Comment author: RobbBB 05 September 2013 04:06:32PM *  12 points [-]

This mirrors some comments you wrote recently:

"You write that the worry is that the superintelligence won't care. My response is that, to work at all, it will have to care about a lot. For example, it will have to care about achieving accurate beliefs about the world. It will have to care to devise plans to overpower humanity and not get caught. If it cares about those activities, then how is it more difficult to make it care to understand and do what humans mean?"

"If an AI is meant to behave generally intelligent [sic] then it will have to work as intended or otherwise fail to be generally intelligent."

It's relatively easy to get an AI to care about (optimize for) something-or-other; what's hard is getting one to care about the right something.

'Working as intended' is a simple phrase, but behind it lies a monstrously complex referent. It doesn't clearly distinguish the programmers' (mostly implicit) true preferences from their stated design objectives; an AI's actual code can differ from either or both of these. Crucially, what an AI is 'intended' for isn't all-or-nothing. It can fail in some ways without failing in every way, and small errors will tend to kill Friendliness much more easily than intelligence. Your argument is misleading because it trades on treating this simple phrase as though it were all-or-nothing, a monolith; but all failures for a device to 'work as intended' in human history have involved at least some of the intended properties of that device coming to fruition.

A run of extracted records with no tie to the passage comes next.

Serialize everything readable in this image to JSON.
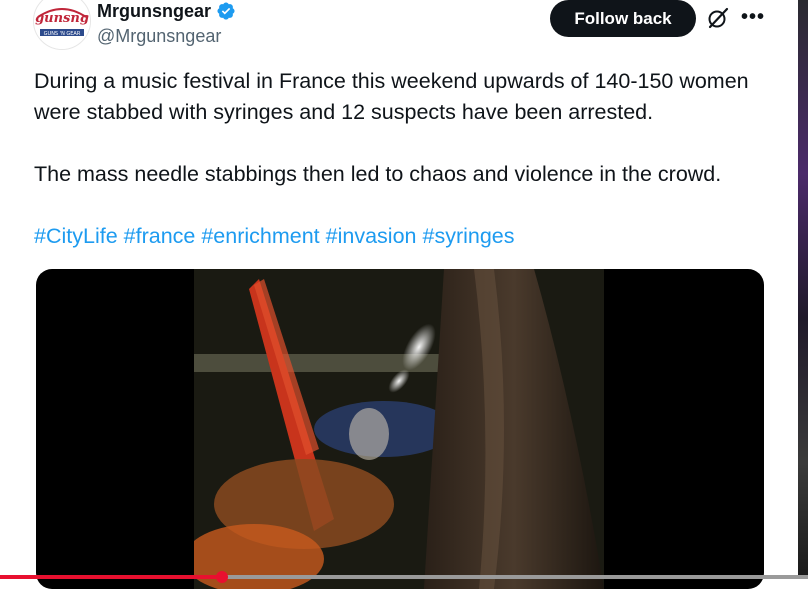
{
  "author": {
    "display_name": "Mrgunsngear",
    "handle": "@Mrgunsngear",
    "verified": true,
    "avatar_logo_text": "gunsng",
    "avatar_subtext": "GUNS 'N GEAR"
  },
  "actions": {
    "follow_label": "Follow back",
    "grok_icon": "grok-icon",
    "more_icon": "more-icon"
  },
  "tweet": {
    "paragraph1": "During a music festival in France this weekend upwards of 140-150 women were stabbed with syringes and 12 suspects have been arrested.",
    "paragraph2": "The mass needle stabbings then led to chaos and violence in the crowd.",
    "hashtags": [
      "#CityLife",
      "#france",
      "#enrichment",
      "#invasion",
      "#syringes"
    ]
  },
  "video": {
    "progress": 0.275
  },
  "colors": {
    "accent": "#1d9bf0",
    "button_bg": "#0f1419",
    "text": "#0f1419",
    "muted": "#536471",
    "progress": "#e8102f"
  }
}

It may be hard to build self-modifying AGI. But it's not the same hardness as the hardness of Friendliness Theory. As a programmer, being able to hit one small target doesn't entail that you can or will hit every small target it would be in your best interest to hit. See the last section of my post above.

I suggest that it's a straw man to claim that anyone has argued 'the superintelligence wouldn't understand what you wanted it to do, if you didn't program it to fully understand that at the outset'. Do you have evidence that this is a position held by, say, anyone at MIRI? The post you're replying to points out that the real claim is that the superintelligence won't care what you wanted it to do, if you didn't program it to care about the specific right thing at the outset. That makes your criticism seem very much like a change of topic.

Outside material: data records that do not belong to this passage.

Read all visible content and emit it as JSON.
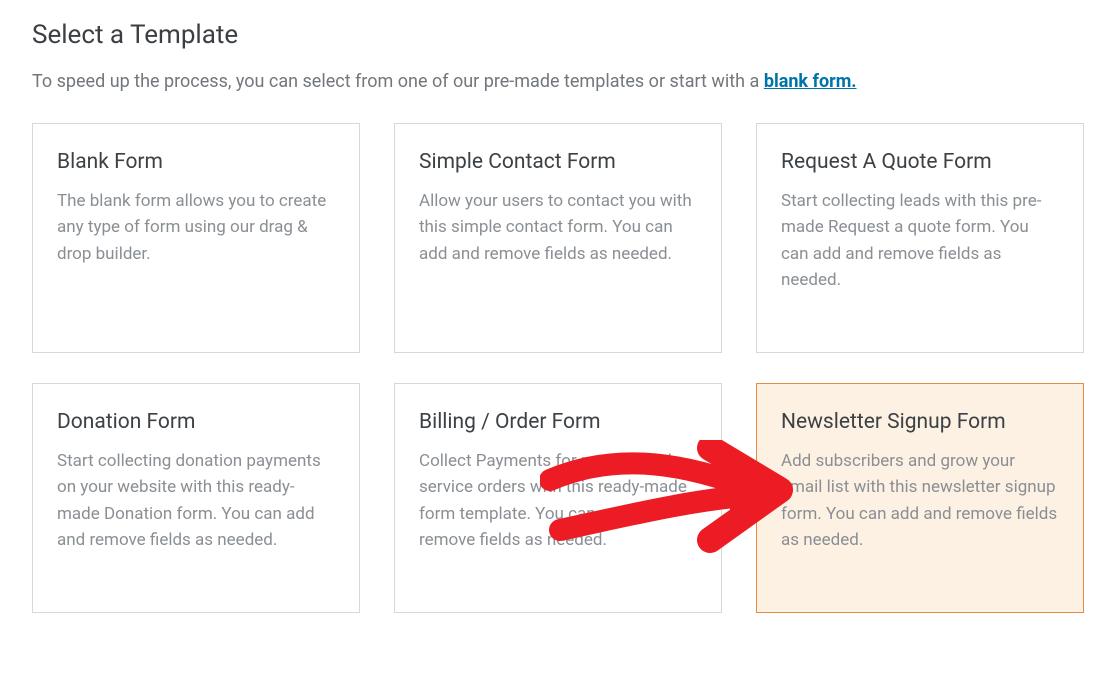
{
  "header": {
    "title": "Select a Template",
    "subtitle_prefix": "To speed up the process, you can select from one of our pre-made templates or start with a ",
    "blank_link_text": "blank form."
  },
  "templates": [
    {
      "title": "Blank Form",
      "desc": "The blank form allows you to create any type of form using our drag & drop builder.",
      "highlighted": false
    },
    {
      "title": "Simple Contact Form",
      "desc": "Allow your users to contact you with this simple contact form. You can add and remove fields as needed.",
      "highlighted": false
    },
    {
      "title": "Request A Quote Form",
      "desc": "Start collecting leads with this pre-made Request a quote form. You can add and remove fields as needed.",
      "highlighted": false
    },
    {
      "title": "Donation Form",
      "desc": "Start collecting donation payments on your website with this ready-made Donation form. You can add and remove fields as needed.",
      "highlighted": false
    },
    {
      "title": "Billing / Order Form",
      "desc": "Collect Payments for product and service orders with this ready-made form template. You can add and remove fields as needed.",
      "highlighted": false
    },
    {
      "title": "Newsletter Signup Form",
      "desc": "Add subscribers and grow your email list with this newsletter signup form. You can add and remove fields as needed.",
      "highlighted": true
    }
  ]
}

Superintelligence may imply an ability to understand instructions, but it doesn't imply a desire to rewrite one's utility function to better reflect human values. Any such desire would need to come from the utility function itself, and if we're worried that humans may get that utility function wrong, then we should also be worried that humans may get the part of the utility function that modifies the utility function wrong.

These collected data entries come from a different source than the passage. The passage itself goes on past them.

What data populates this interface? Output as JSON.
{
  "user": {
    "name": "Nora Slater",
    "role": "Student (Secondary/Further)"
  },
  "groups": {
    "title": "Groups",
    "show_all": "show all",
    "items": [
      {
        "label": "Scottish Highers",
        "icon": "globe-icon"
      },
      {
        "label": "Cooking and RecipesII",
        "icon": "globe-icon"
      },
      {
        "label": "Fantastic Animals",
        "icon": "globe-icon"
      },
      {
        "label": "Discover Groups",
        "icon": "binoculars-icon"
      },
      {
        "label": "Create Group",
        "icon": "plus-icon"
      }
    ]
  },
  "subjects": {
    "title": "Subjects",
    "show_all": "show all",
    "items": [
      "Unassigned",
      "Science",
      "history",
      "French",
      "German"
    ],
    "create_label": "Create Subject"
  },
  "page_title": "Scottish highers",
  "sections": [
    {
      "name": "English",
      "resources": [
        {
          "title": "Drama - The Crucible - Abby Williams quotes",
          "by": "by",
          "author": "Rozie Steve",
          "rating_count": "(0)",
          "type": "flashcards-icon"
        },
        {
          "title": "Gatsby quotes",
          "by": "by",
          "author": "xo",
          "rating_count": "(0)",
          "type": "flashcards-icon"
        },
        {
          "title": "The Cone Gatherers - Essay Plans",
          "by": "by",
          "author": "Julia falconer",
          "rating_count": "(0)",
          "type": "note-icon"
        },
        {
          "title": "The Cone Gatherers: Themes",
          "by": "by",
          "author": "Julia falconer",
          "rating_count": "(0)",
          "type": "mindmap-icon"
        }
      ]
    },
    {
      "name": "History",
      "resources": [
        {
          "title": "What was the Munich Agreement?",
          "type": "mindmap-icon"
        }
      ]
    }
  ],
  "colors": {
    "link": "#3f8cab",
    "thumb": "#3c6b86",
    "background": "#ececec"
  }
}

Comment author: TheAncientGeek 15 May 2015 07:15:47PM *  -2 points [-]

I suggest that it's a straw man to claim that anyone has argued 'the superintelligence wouldn't understand what you wanted it to do, if you didn't program it to fully understand that at the outset'. Do you have evidence that this is a position held by, say, anyone at MIRI?

MIRI assumes that programming what you want an AI to do at the outset , Big Design Up Front, is a desirable feature for some reason.

The most common argument is that it is a necessary prerequisite for provable correctness, which is a desirable safety feature. OTOH, the exact opposite of massive hardcoding, goal flexibility is ielf a necessary prerequisite for corrigibility, which is itself a desirable safety feature.

The latter point has not been argued against adequately, IMO.